Just thought id throw up some pics of the first enclosure im building.
Its a 6 bank, designed for desert/mallee geckos, bottom 4 for terrestrial top 2 for arboreal, probably spiny tails and not sure on the other one yet, suggestions on another interesting arboreal desert dwelling gecko?

Built out of pine for the visual areas, shelves built out of 18mm MDF.
Will be sealing the interior sections with water based pond sealer, hopefully that looks ok, but ill eventually build fake rock wall in them all.
Outside will be stained and lacquered.

Middle panels between levels will have handles and are held in place by magnets, this is for access to lighting area, will be running ceramic bulbs and dimming led lighting.

Venting is in the top light area and 2x 1" vents for each enclosure lower down to help with some air movement.





Cheers


----------



## Barrett (Feb 21, 2013)

Awesome job, looking really nice! looking forward to more progress photos


----------



## Gruni (Feb 22, 2013)

Looking very professional there... Love the magnet idea, excellent concept. 8)


----------



## sharky (Feb 22, 2013)

Very nice indeed, that is going to make an awesome piece once it is done!

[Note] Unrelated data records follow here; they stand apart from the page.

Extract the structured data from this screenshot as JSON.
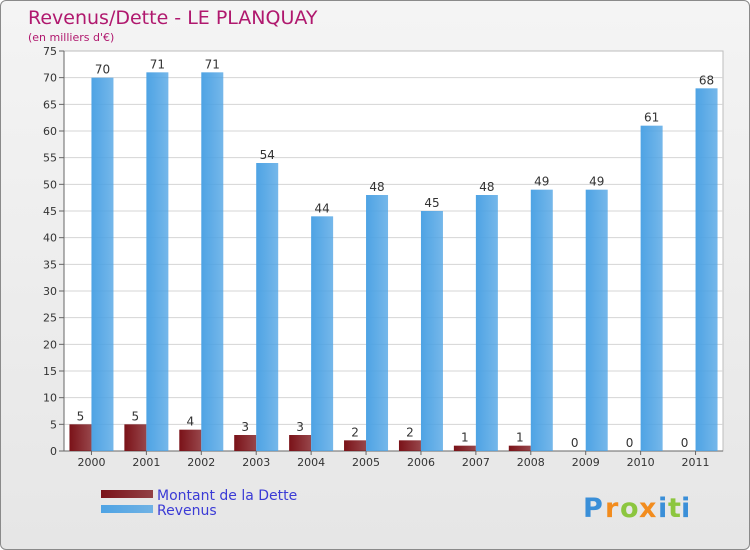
{
  "chart_data": {
    "type": "bar",
    "title": "Revenus/Dette - LE PLANQUAY",
    "subtitle": "(en milliers d'€)",
    "categories": [
      "2000",
      "2001",
      "2002",
      "2003",
      "2004",
      "2005",
      "2006",
      "2007",
      "2008",
      "2009",
      "2010",
      "2011"
    ],
    "series": [
      {
        "name": "Montant de la Dette",
        "color": "#7a1218",
        "values": [
          5,
          5,
          4,
          3,
          3,
          2,
          2,
          1,
          1,
          0,
          0,
          0
        ]
      },
      {
        "name": "Revenus",
        "color": "#4ea3e4",
        "values": [
          70,
          71,
          71,
          54,
          44,
          48,
          45,
          48,
          49,
          49,
          61,
          68
        ]
      }
    ],
    "ylim": [
      0,
      75
    ],
    "yticks": [
      0,
      5,
      10,
      15,
      20,
      25,
      30,
      35,
      40,
      45,
      50,
      55,
      60,
      65,
      70,
      75
    ],
    "grid": true,
    "legend": "bottom-left"
  },
  "brand": {
    "letters": [
      "P",
      "r",
      "o",
      "x",
      "i",
      "t",
      "i"
    ],
    "colors": [
      "#3a8fd8",
      "#f28c1e",
      "#8cc63f",
      "#f28c1e",
      "#3a8fd8",
      "#8cc63f",
      "#3a8fd8"
    ]
  }
}
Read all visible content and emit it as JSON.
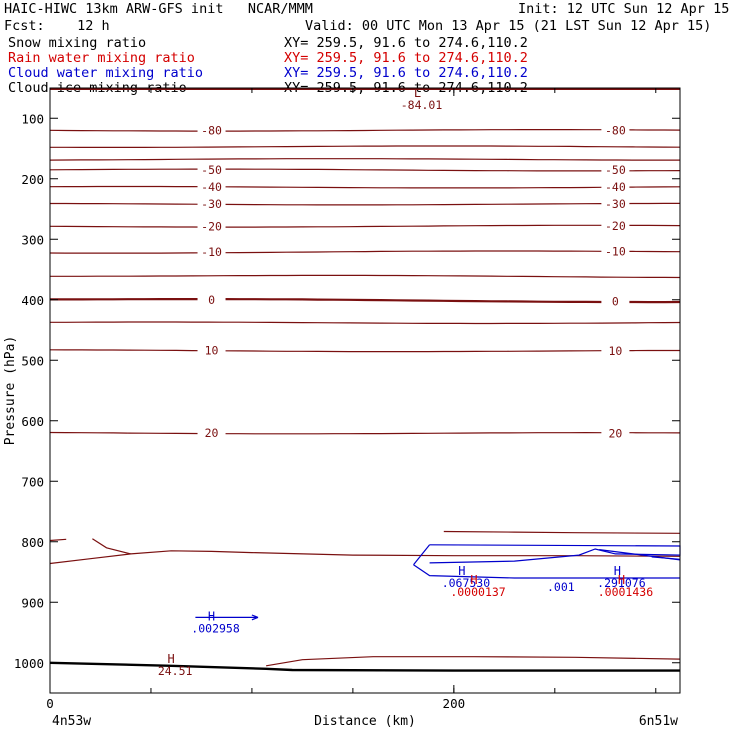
{
  "header": {
    "title_left": "HAIC-HIWC 13km ARW-GFS init   NCAR/MMM",
    "init": "Init: 12 UTC Sun 12 Apr 15",
    "fcst": "Fcst:    12 h",
    "valid": "Valid: 00 UTC Mon 13 Apr 15 (21 LST Sun 12 Apr 15)",
    "fields": [
      {
        "name": "Snow mixing ratio",
        "xy": "XY= 259.5, 91.6 to 274.6,110.2",
        "color": "#000000"
      },
      {
        "name": "Rain water mixing ratio",
        "xy": "XY= 259.5, 91.6 to 274.6,110.2",
        "color": "#d40000"
      },
      {
        "name": "Cloud water mixing ratio",
        "xy": "XY= 259.5, 91.6 to 274.6,110.2",
        "color": "#0000cc"
      },
      {
        "name": "Cloud ice mixing ratio",
        "xy": "XY= 259.5, 91.6 to 274.6,110.2",
        "color": "#000000"
      }
    ]
  },
  "chart_data": {
    "type": "contour-cross-section",
    "xlabel": "Distance (km)",
    "ylabel": "Pressure (hPa)",
    "x_ticks": [
      "0",
      "200"
    ],
    "x_range": [
      0,
      312
    ],
    "x_end_labels": {
      "left": "4n53w",
      "right": "6n51w"
    },
    "y_ticks": [
      100,
      200,
      300,
      400,
      500,
      600,
      700,
      800,
      900,
      1000
    ],
    "y_range": [
      1050,
      50
    ],
    "colors": {
      "temperature": "#7a1010",
      "cloud_water": "#0000cc",
      "rain": "#d40000",
      "ground": "#000000"
    },
    "isotherms": [
      {
        "value": -80,
        "y": [
          120,
          120
        ],
        "labels": [
          "-80",
          "-80"
        ]
      },
      {
        "value": -70,
        "y": [
          147,
          147
        ]
      },
      {
        "value": -60,
        "y": [
          168,
          168
        ]
      },
      {
        "value": -50,
        "y": [
          185,
          186
        ],
        "labels": [
          "-50",
          "-50"
        ]
      },
      {
        "value": -40,
        "y": [
          214,
          214
        ],
        "labels": [
          "-40",
          "-40"
        ]
      },
      {
        "value": -30,
        "y": [
          242,
          242
        ],
        "labels": [
          "-30",
          "-30"
        ]
      },
      {
        "value": -20,
        "y": [
          279,
          278
        ],
        "labels": [
          "-20",
          "-20"
        ]
      },
      {
        "value": -10,
        "y": [
          322,
          320
        ],
        "labels": [
          "-10",
          "-10"
        ]
      },
      {
        "value": -5,
        "y": [
          360,
          362
        ]
      },
      {
        "value": 0,
        "y": [
          399,
          403
        ],
        "labels": [
          "0",
          "0"
        ]
      },
      {
        "value": 5,
        "y": [
          438,
          438
        ]
      },
      {
        "value": 10,
        "y": [
          484,
          485
        ],
        "labels": [
          "10",
          "10"
        ]
      },
      {
        "value": 20,
        "y": [
          620,
          621
        ],
        "labels": [
          "20",
          "20"
        ]
      }
    ],
    "extrema": [
      {
        "kind": "L",
        "value": "-84.01",
        "x": 182,
        "p": 65,
        "color": "#7a1010"
      },
      {
        "kind": "H",
        "value": "24.51",
        "x": 60,
        "p": 1000,
        "color": "#7a1010"
      },
      {
        "kind": "H",
        "value": ".002958",
        "x": 80,
        "p": 930,
        "color": "#0000cc"
      },
      {
        "kind": "H",
        "value": ".067530",
        "x": 204,
        "p": 855,
        "color": "#0000cc"
      },
      {
        "kind": "H",
        "value": ".291076",
        "x": 281,
        "p": 855,
        "color": "#0000cc"
      },
      {
        "kind": "H",
        "value": ".0000137",
        "x": 210,
        "p": 870,
        "color": "#d40000"
      },
      {
        "kind": "H",
        "value": ".0001436",
        "x": 283,
        "p": 870,
        "color": "#d40000"
      }
    ],
    "contour_labels": [
      {
        "text": ".001",
        "x": 253,
        "p": 875,
        "color": "#0000cc"
      }
    ]
  }
}
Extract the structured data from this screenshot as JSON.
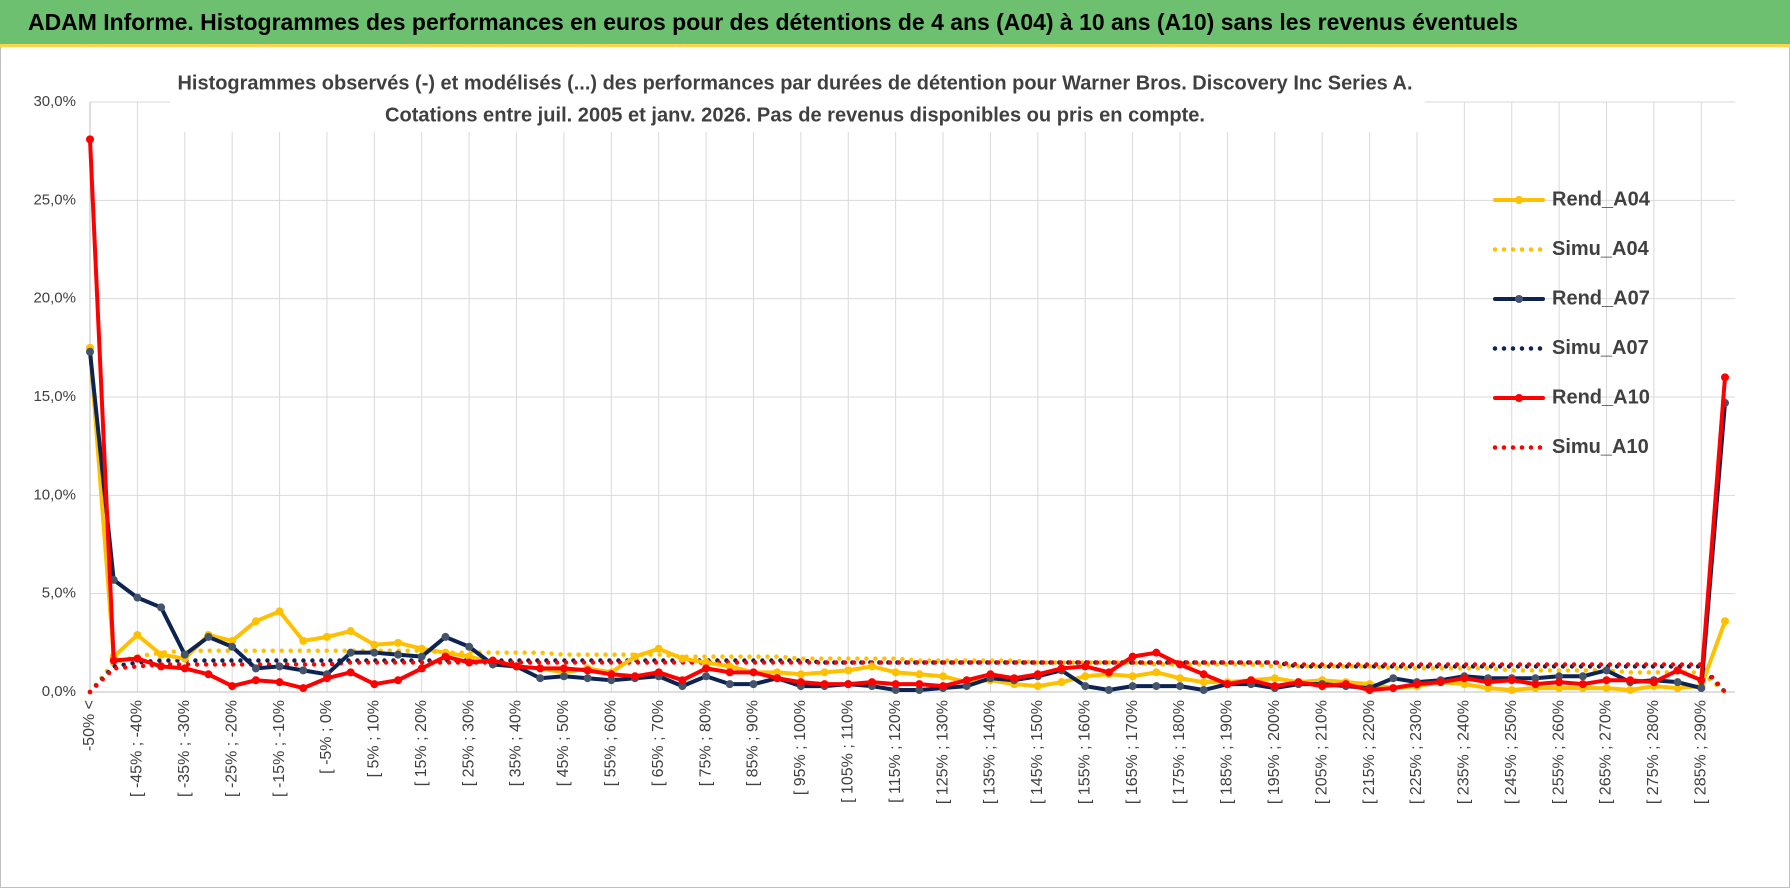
{
  "header": {
    "title": "ADAM Informe. Histogrammes des performances en euros pour des détentions de 4 ans (A04) à 10 ans (A10) sans les revenus éventuels"
  },
  "chart_data": {
    "type": "line",
    "title": [
      "Histogrammes observés (-) et modélisés (...) des performances par durées de détention pour Warner Bros. Discovery Inc Series A.",
      "Cotations entre juil. 2005 et janv. 2026. Pas de revenus disponibles ou pris en compte."
    ],
    "categories": [
      "-50% <",
      null,
      "[ -45% ; -40%",
      null,
      "[ -35% ; -30%",
      null,
      "[ -25% ; -20%",
      null,
      "[ -15% ; -10%",
      null,
      "[ -5% ; 0%",
      null,
      "[ 5% ; 10%",
      null,
      "[ 15% ; 20%",
      null,
      "[ 25% ; 30%",
      null,
      "[ 35% ; 40%",
      null,
      "[ 45% ; 50%",
      null,
      "[ 55% ; 60%",
      null,
      "[ 65% ; 70%",
      null,
      "[ 75% ; 80%",
      null,
      "[ 85% ; 90%",
      null,
      "[ 95% ; 100%",
      null,
      "[ 105% ; 110%",
      null,
      "[ 115% ; 120%",
      null,
      "[ 125% ; 130%",
      null,
      "[ 135% ; 140%",
      null,
      "[ 145% ; 150%",
      null,
      "[ 155% ; 160%",
      null,
      "[ 165% ; 170%",
      null,
      "[ 175% ; 180%",
      null,
      "[ 185% ; 190%",
      null,
      "[ 195% ; 200%",
      null,
      "[ 205% ; 210%",
      null,
      "[ 215% ; 220%",
      null,
      "[ 225% ; 230%",
      null,
      "[ 235% ; 240%",
      null,
      "[ 245% ; 250%",
      null,
      "[ 255% ; 260%",
      null,
      "[ 265% ; 270%",
      null,
      "[ 275% ; 280%",
      null,
      "[ 285% ; 290%",
      null
    ],
    "series": [
      {
        "name": "Rend_A04",
        "color": "#ffc000",
        "style": "solid",
        "marker": true,
        "values": [
          17.5,
          1.8,
          2.9,
          1.9,
          1.7,
          2.9,
          2.6,
          3.6,
          4.1,
          2.6,
          2.8,
          3.1,
          2.4,
          2.5,
          2.2,
          2.0,
          1.8,
          1.5,
          1.3,
          1.2,
          1.0,
          1.2,
          1.0,
          1.8,
          2.2,
          1.7,
          1.5,
          1.3,
          1.0,
          1.0,
          0.9,
          1.0,
          1.1,
          1.3,
          1.0,
          0.9,
          0.8,
          0.5,
          0.6,
          0.4,
          0.3,
          0.5,
          0.8,
          0.9,
          0.8,
          1.0,
          0.7,
          0.5,
          0.5,
          0.6,
          0.7,
          0.5,
          0.6,
          0.5,
          0.4,
          0.2,
          0.3,
          0.5,
          0.4,
          0.2,
          0.1,
          0.2,
          0.2,
          0.2,
          0.2,
          0.1,
          0.3,
          0.2,
          0.3,
          3.6
        ]
      },
      {
        "name": "Simu_A04",
        "color": "#ffc000",
        "style": "dotted",
        "marker": false,
        "values": [
          0,
          1.5,
          1.8,
          2.0,
          2.1,
          2.1,
          2.1,
          2.1,
          2.1,
          2.1,
          2.1,
          2.1,
          2.1,
          2.1,
          2.1,
          2.0,
          2.0,
          2.0,
          2.0,
          2.0,
          1.9,
          1.9,
          1.9,
          1.9,
          1.9,
          1.8,
          1.8,
          1.8,
          1.8,
          1.8,
          1.7,
          1.7,
          1.7,
          1.7,
          1.7,
          1.6,
          1.6,
          1.6,
          1.6,
          1.6,
          1.5,
          1.5,
          1.5,
          1.5,
          1.5,
          1.4,
          1.4,
          1.4,
          1.4,
          1.4,
          1.3,
          1.3,
          1.3,
          1.3,
          1.3,
          1.2,
          1.2,
          1.2,
          1.2,
          1.2,
          1.1,
          1.1,
          1.1,
          1.1,
          1.1,
          1.0,
          1.0,
          1.0,
          1.0,
          0
        ]
      },
      {
        "name": "Rend_A07",
        "color": "#0d2352",
        "style": "solid",
        "marker": true,
        "values": [
          17.3,
          5.7,
          4.8,
          4.3,
          1.9,
          2.8,
          2.3,
          1.2,
          1.3,
          1.1,
          0.9,
          2.0,
          2.0,
          1.9,
          1.8,
          2.8,
          2.3,
          1.4,
          1.3,
          0.7,
          0.8,
          0.7,
          0.6,
          0.7,
          0.8,
          0.3,
          0.8,
          0.4,
          0.4,
          0.7,
          0.3,
          0.3,
          0.4,
          0.3,
          0.1,
          0.1,
          0.2,
          0.3,
          0.7,
          0.6,
          0.8,
          1.1,
          0.3,
          0.1,
          0.3,
          0.3,
          0.3,
          0.1,
          0.4,
          0.4,
          0.2,
          0.4,
          0.4,
          0.3,
          0.2,
          0.7,
          0.5,
          0.6,
          0.8,
          0.7,
          0.7,
          0.7,
          0.8,
          0.8,
          1.1,
          0.5,
          0.6,
          0.5,
          0.2,
          14.7
        ]
      },
      {
        "name": "Simu_A07",
        "color": "#0d2352",
        "style": "dotted",
        "marker": false,
        "values": [
          0,
          1.3,
          1.5,
          1.6,
          1.6,
          1.6,
          1.6,
          1.6,
          1.6,
          1.6,
          1.6,
          1.6,
          1.6,
          1.6,
          1.6,
          1.6,
          1.6,
          1.6,
          1.6,
          1.6,
          1.6,
          1.6,
          1.6,
          1.6,
          1.6,
          1.6,
          1.6,
          1.6,
          1.6,
          1.6,
          1.6,
          1.5,
          1.5,
          1.5,
          1.5,
          1.5,
          1.5,
          1.5,
          1.5,
          1.5,
          1.5,
          1.5,
          1.5,
          1.5,
          1.5,
          1.5,
          1.5,
          1.5,
          1.5,
          1.5,
          1.5,
          1.3,
          1.3,
          1.3,
          1.3,
          1.3,
          1.3,
          1.3,
          1.3,
          1.3,
          1.3,
          1.3,
          1.3,
          1.3,
          1.3,
          1.3,
          1.3,
          1.3,
          1.3,
          0
        ]
      },
      {
        "name": "Rend_A10",
        "color": "#ff0000",
        "style": "solid",
        "marker": true,
        "values": [
          28.1,
          1.6,
          1.7,
          1.3,
          1.2,
          0.9,
          0.3,
          0.6,
          0.5,
          0.2,
          0.7,
          1.0,
          0.4,
          0.6,
          1.2,
          1.8,
          1.5,
          1.6,
          1.3,
          1.2,
          1.2,
          1.1,
          0.9,
          0.8,
          1.0,
          0.6,
          1.2,
          1.0,
          1.0,
          0.7,
          0.5,
          0.4,
          0.4,
          0.5,
          0.4,
          0.4,
          0.3,
          0.6,
          0.9,
          0.7,
          0.9,
          1.2,
          1.3,
          1.0,
          1.8,
          2.0,
          1.4,
          0.9,
          0.4,
          0.6,
          0.3,
          0.5,
          0.3,
          0.4,
          0.1,
          0.2,
          0.4,
          0.5,
          0.7,
          0.5,
          0.6,
          0.4,
          0.5,
          0.4,
          0.6,
          0.6,
          0.5,
          1.1,
          0.6,
          16.0
        ]
      },
      {
        "name": "Simu_A10",
        "color": "#ff0000",
        "style": "dotted",
        "marker": false,
        "values": [
          0,
          1.2,
          1.3,
          1.4,
          1.4,
          1.4,
          1.4,
          1.4,
          1.4,
          1.4,
          1.4,
          1.5,
          1.5,
          1.5,
          1.5,
          1.5,
          1.5,
          1.5,
          1.5,
          1.5,
          1.5,
          1.5,
          1.5,
          1.5,
          1.5,
          1.5,
          1.5,
          1.5,
          1.5,
          1.5,
          1.5,
          1.5,
          1.5,
          1.5,
          1.5,
          1.5,
          1.5,
          1.5,
          1.5,
          1.5,
          1.5,
          1.5,
          1.5,
          1.5,
          1.5,
          1.5,
          1.5,
          1.5,
          1.5,
          1.5,
          1.5,
          1.4,
          1.4,
          1.4,
          1.4,
          1.4,
          1.4,
          1.4,
          1.4,
          1.4,
          1.4,
          1.4,
          1.4,
          1.4,
          1.4,
          1.4,
          1.4,
          1.4,
          1.4,
          0
        ]
      }
    ],
    "ylim": [
      0,
      30
    ],
    "yticks": [
      {
        "value": 0,
        "label": "0,0%"
      },
      {
        "value": 5,
        "label": "5,0%"
      },
      {
        "value": 10,
        "label": "10,0%"
      },
      {
        "value": 15,
        "label": "15,0%"
      },
      {
        "value": 20,
        "label": "20,0%"
      },
      {
        "value": 25,
        "label": "25,0%"
      },
      {
        "value": 30,
        "label": "30,0%"
      }
    ],
    "grid": true,
    "legend": "right"
  }
}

I love it


----------



## Illium (Feb 27, 2013)

Almost done now.
Have a little issue with the glass, about a mill too large since the runner is 19mm wide and the wood is 18mm it twisted slightly on 2 levels, so glass with go in front run but not back. Couple of ways to fix that though.


----------



## cheekabee (Feb 27, 2013)

Looks fantastic


----------



## Melzey (Feb 27, 2013)

It's looking fab.


----------



## Skippii (Feb 27, 2013)

Wow, you could sell these! I'd buy one, and I don't even have anything to keep in it.. much less money to spare or space to put it! That's a pretty big compliment haha

Really though  it's looking great, very professional

x


----------



## justin91 (Feb 27, 2013)

Wow that looks amazing. Good job. keep the photos coming


----------



## Illium (Feb 28, 2013)

Thanks for all the input. Still a few things to finish off for lighting etc but im pretty happy with it.
My wife said i should make more and sell them, which would be great, if i had more time. Haha


----------



## Pauls_Pythons (Feb 28, 2013)

Nice work. Looks really good.


----------



## Shaggz (Mar 1, 2013)

Nice work there, do you have pics of the magnet setup?? and what is the idea of using magnets as apposed to screws to hold the handles? I thought possibly so that you could remove the handles when you aren't using them to leave a clean look.



Just reread it, the panels are held by magnets. now it all makes sense


----------



## Endeavour (Mar 1, 2013)

They look really nice Rob and so much more satisfying than clicking your mouse to place an order. Do you ship to the UK.


Kindest regards

Endeavour


----------